From James Monroe
Albemarle Novr. 22. 1799.
I was yesterday at Monticello when Mr. Jefferson informed me he proposed sitting out on the next (this) morning on a visit to you, to remain a day & return. Considering yr. present publick engagment, the business before the legislature & the part you will necessarily take in it, with his publick station, I was immediately impressed with an idea the trip had better be declined & so observed. He said he had omitted writing you lately as he intended to visit you. I told him it wod. certainly compromit you both; as it wod. immediately appear throughout the continent. Under this consideration he declined the trip, in the persuasion an interview might be had, by yr. making me a visit, at my new house, to wh. I move tomorrow. There wod. be nothing extry. in yr. coming up to assist me in arrangments there, bringing Mrs. Madison with you, wh. I earnestly wish you to do next week. We will repay the debt hereafter with interest. Our house is unfinished in all respects, the yard in confusion, &ca, but you shall have a warm chamber & be made as comfortable as we can make you. Perhaps I have done wrong in interfering, and may have avoided one evil by prefering a worse one. This often happens where the intention is known to be good. But yet the present does not appear to me to be an example of that kind. I shod. have called on you in my return from Fredbg had I not been taken to Caroline by the sickness of my sisters family & passed thence thro’ Louisa; I am forc’d down again in abt. ten days when I shall see you if I do not sooner. I enclose you the pamphlet I promised wh. contains some just views of the subject on wh. it treats.1 I enclose also a letter recd. sometime since from F. Brooke on a subject in wh. he is interested. There wod. be cause for regret if Mr. Stuart from Staunton & Mr. Brooke shod. be opposed, in the event contemplated, as they are very deserving men, well qualified for the place in question.2 With Mrs. M.’s & my best respects to Mrs. Madison believe me yr. friend & servant
RC (DLC). Addressed by Monroe to JM at Orange. Enclosures not found, but see n. 1.

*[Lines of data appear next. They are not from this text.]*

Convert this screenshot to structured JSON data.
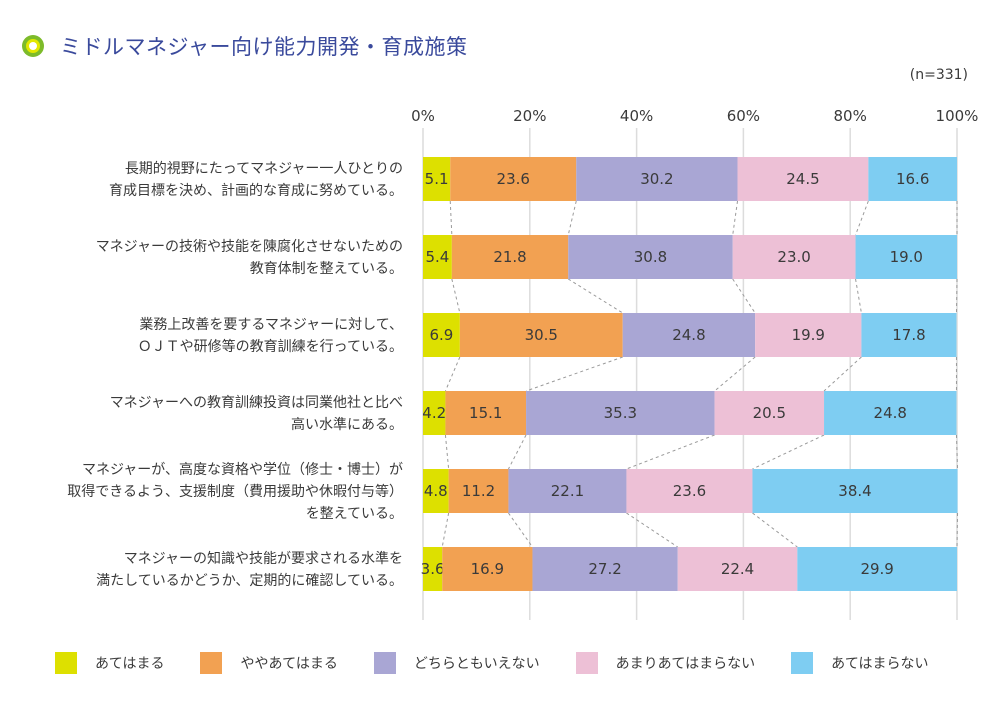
{
  "title": "ミドルマネジャー向け能力開発・育成施策",
  "title_icon": "ring-bullet-icon",
  "sample_size": "(n=331)",
  "colors": {
    "title": "#3a4a9c",
    "series": [
      "#dde000",
      "#f2a152",
      "#a9a6d4",
      "#edc0d6",
      "#7ecdf2"
    ],
    "grid": "#dcdcdc",
    "connector": "#9a9a9a"
  },
  "chart_data": {
    "type": "bar",
    "orientation": "horizontal",
    "stacked": true,
    "title": "ミドルマネジャー向け能力開発・育成施策",
    "xlabel": "",
    "ylabel": "",
    "xlim": [
      0,
      100
    ],
    "x_ticks": [
      "0%",
      "20%",
      "40%",
      "60%",
      "80%",
      "100%"
    ],
    "x_tick_values": [
      0,
      20,
      40,
      60,
      80,
      100
    ],
    "grid": true,
    "legend_position": "bottom",
    "note": "(n=331)",
    "categories": [
      [
        "長期的視野にたってマネジャー一人ひとりの",
        "育成目標を決め、計画的な育成に努めている。"
      ],
      [
        "マネジャーの技術や技能を陳腐化させないための",
        "教育体制を整えている。"
      ],
      [
        "業務上改善を要するマネジャーに対して、",
        "ＯＪＴや研修等の教育訓練を行っている。"
      ],
      [
        "マネジャーへの教育訓練投資は同業他社と比べ",
        "高い水準にある。"
      ],
      [
        "マネジャーが、高度な資格や学位（修士・博士）が",
        "取得できるよう、支援制度（費用援助や休暇付与等）",
        "を整えている。"
      ],
      [
        "マネジャーの知識や技能が要求される水準を",
        "満たしているかどうか、定期的に確認している。"
      ]
    ],
    "series": [
      {
        "name": "あてはまる",
        "values": [
          5.1,
          5.4,
          6.9,
          4.2,
          4.8,
          3.6
        ]
      },
      {
        "name": "ややあてはまる",
        "values": [
          23.6,
          21.8,
          30.5,
          15.1,
          11.2,
          16.9
        ]
      },
      {
        "name": "どちらともいえない",
        "values": [
          30.2,
          30.8,
          24.8,
          35.3,
          22.1,
          27.2
        ]
      },
      {
        "name": "あまりあてはまらない",
        "values": [
          24.5,
          23.0,
          19.9,
          20.5,
          23.6,
          22.4
        ]
      },
      {
        "name": "あてはまらない",
        "values": [
          16.6,
          19.0,
          17.8,
          24.8,
          38.4,
          29.9
        ]
      }
    ]
  }
}
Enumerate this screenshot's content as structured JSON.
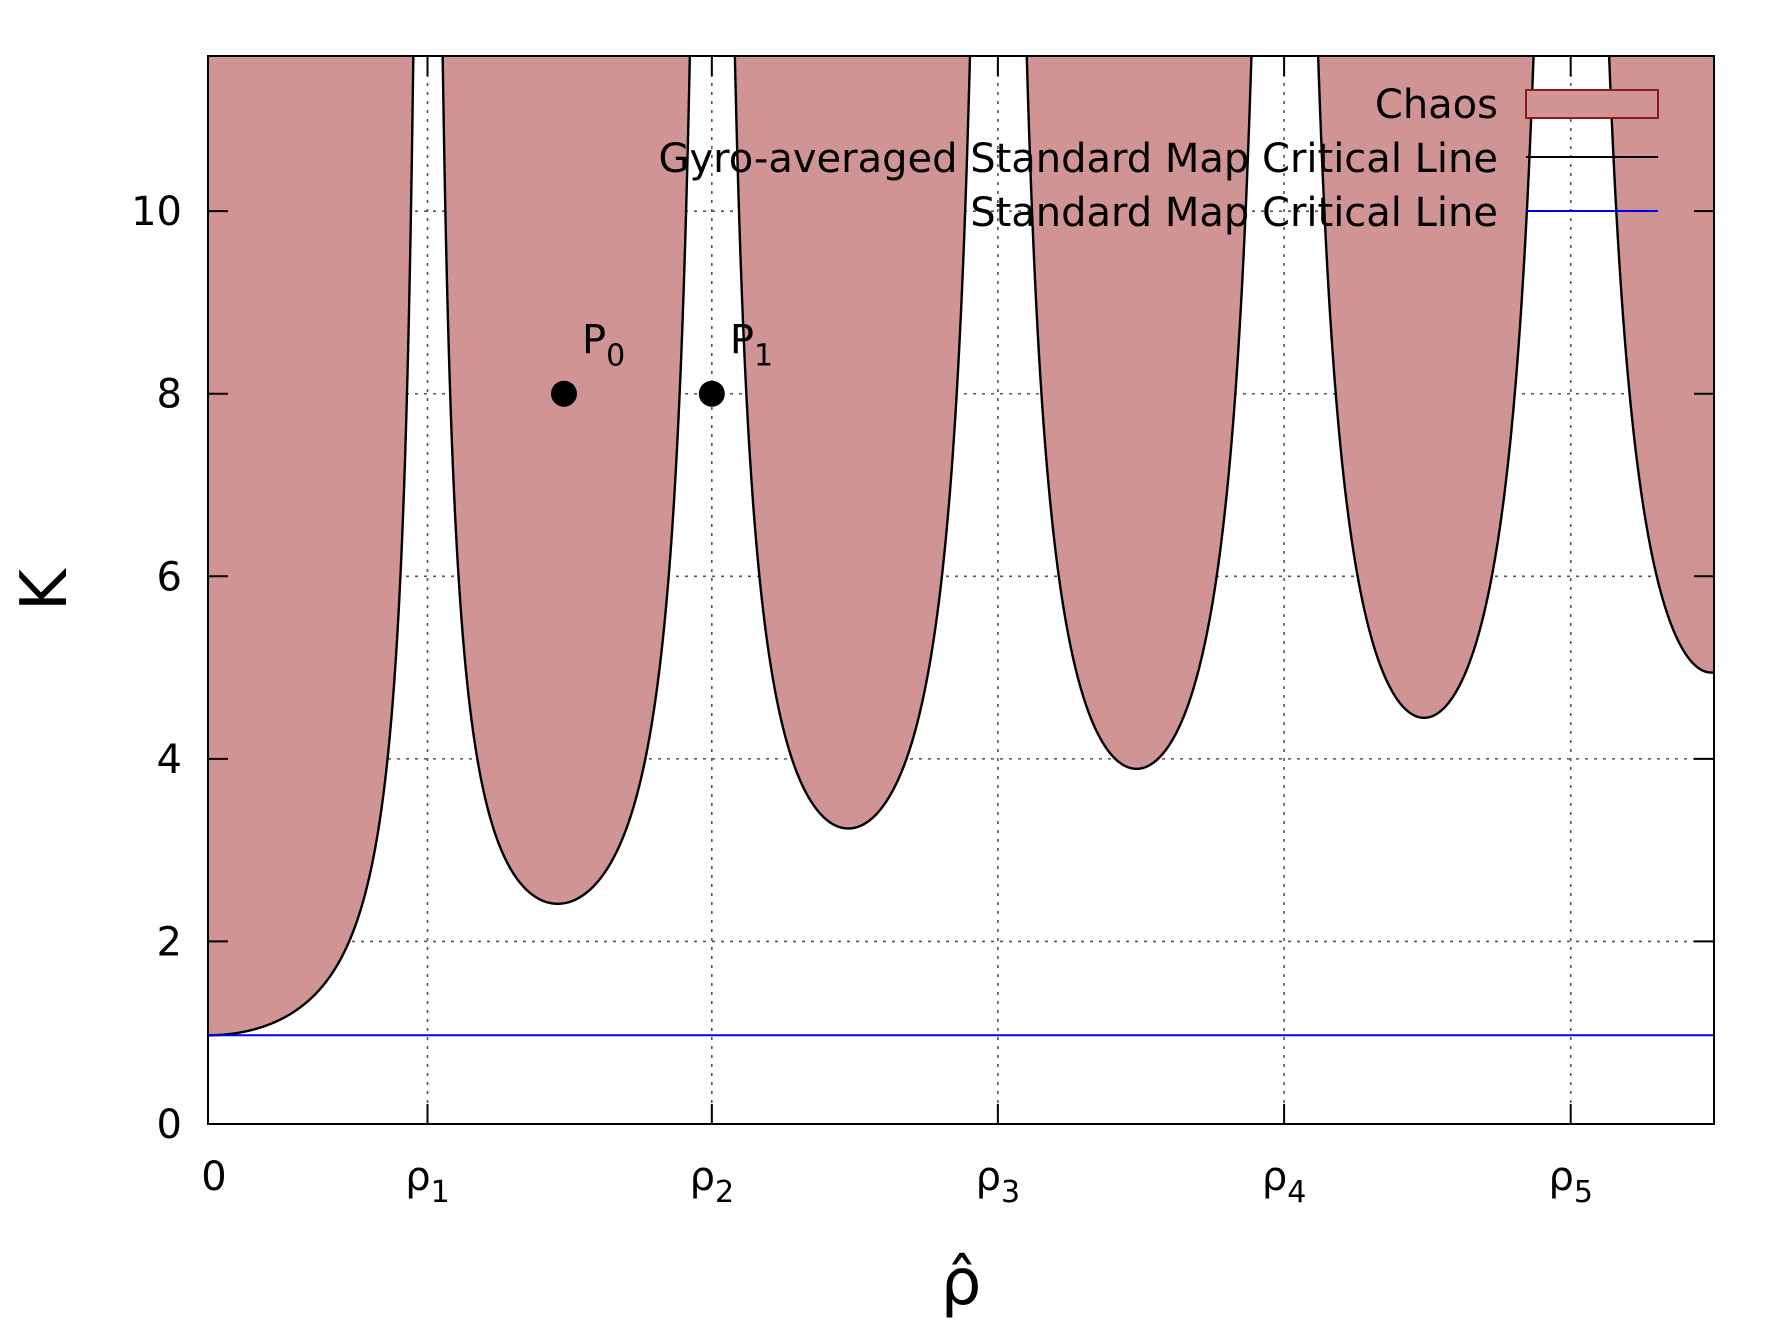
{
  "chart_data": {
    "type": "area",
    "title": "",
    "xlabel": "ρ̂",
    "ylabel": "K",
    "xlim": [
      0,
      16.5
    ],
    "ylim": [
      0,
      11.7
    ],
    "x_ticks": [
      {
        "value": 0,
        "label": "0",
        "sub": ""
      },
      {
        "value": 2.405,
        "label": "ρ",
        "sub": "1"
      },
      {
        "value": 5.52,
        "label": "ρ",
        "sub": "2"
      },
      {
        "value": 8.654,
        "label": "ρ",
        "sub": "3"
      },
      {
        "value": 11.79,
        "label": "ρ",
        "sub": "4"
      },
      {
        "value": 14.93,
        "label": "ρ",
        "sub": "5"
      }
    ],
    "y_ticks": [
      0,
      2,
      4,
      6,
      8,
      10
    ],
    "grid": true,
    "legend_position": "top-right",
    "colors": {
      "chaos_fill": "#d09494",
      "chaos_edge": "#8b1a1a",
      "gyro_line": "#000000",
      "standard_line": "#0000ee"
    },
    "series": [
      {
        "name": "Chaos",
        "kind": "fill",
        "description_of_region": "K above the gyro-averaged critical line"
      },
      {
        "name": "Gyro-averaged Standard Map Critical Line",
        "kind": "line"
      },
      {
        "name": "Standard Map Critical Line",
        "kind": "line",
        "y": 0.971635
      }
    ],
    "critical_line": {
      "k0": 0.971635,
      "function": "K = k0 / |J0(x)|"
    },
    "points": [
      {
        "label": "P",
        "sub": "0",
        "x": 3.9,
        "y": 8
      },
      {
        "label": "P",
        "sub": "1",
        "x": 5.52,
        "y": 8
      }
    ]
  }
}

1. The pamphlet Monroe enclosed was possibly St. George Tucker’s Letter to a Member of Congress; Respecting the Alien and Sedition Laws (n.p., 1799; Evans description begins Charles Evans, ed., American Bibliography … 1639 … 1820 (12 vols.; Chicago, 1903–34). description ends 36457). JM’s copy is in the Madison Collection, Rare Book Division, Library of Congress.
2. Alexander Stuart and Francis T. Brooke were vying for a place on the Virginia Privy Council. Stuart was elected a council member on 12 Dec. 1799 (CVSP description begins William P. Palmer et al., eds., Calendar of Virginia State Papers and Other Manuscripts (11 vols.; Richmond, 1875–93). description ends , 9:62).